KUALA LUMPUR (Feb 4): The Malaysian manufacturing sector began 2019 with a fourth successive monthly deterioration in operating conditions, with output and new business both declining during January.
The Nikkei Malaysia Manufacturing Purchasing Managers’ Index (PMI) registered 47.9 in January, up from 46.8 in December. A reading of above 50 indicates an expansion and below 50 points to a contraction.
Export sales also declined, while easing demand pressures enabled firms to reduce backlogs of work, said IHS Markit, which compiles the survey, in a statement today.
“Although there was a marginal up-tick in employment, costs were cut elsewhere as input buying decreased and stocks were scaled back.
“Elsewhere, survey data indicated falling purchasing prices, enabling firms to raise their own prices more slowly. Looking ahead, companies were optimistic that output would be higher in 12 months,” it said.

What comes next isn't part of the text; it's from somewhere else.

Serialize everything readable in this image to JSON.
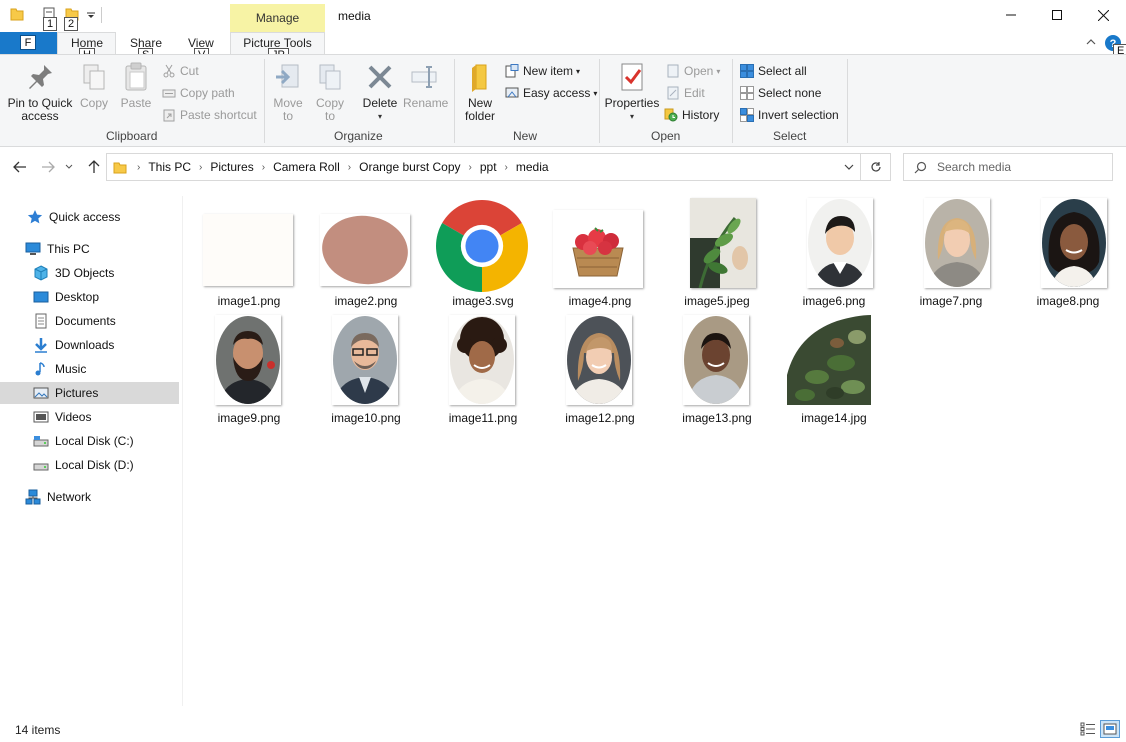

IH Markit said also declining for a fourth month were new business inflows.
It said although demand weakened in January at a softer pace than in December, the decline was strong overall.
It said panellists reported that economic conditions had been unfavourable.
Export sales also fell in the latest survey period, with softer demand arising from China, Japan and South Korea.
“Malaysia’s manufacturing sector continued to deteriorate during January. Keeping the headline index in negative territory were further reductions in new business and output,” said IHS Markit economist Joe Hayes.
“Demand conditions were reportedly unfavourable within the domestic market, but survey data also highlighted fewer sales overseas, with declines attributed to weakness in China, Japan and South Korea.
“With survey data also showing pull-backs to inventories, slowing output price inflation and falling input buying, near-term prospects appear highly skewed to the downside for Malaysian goods producers,” said Hayes.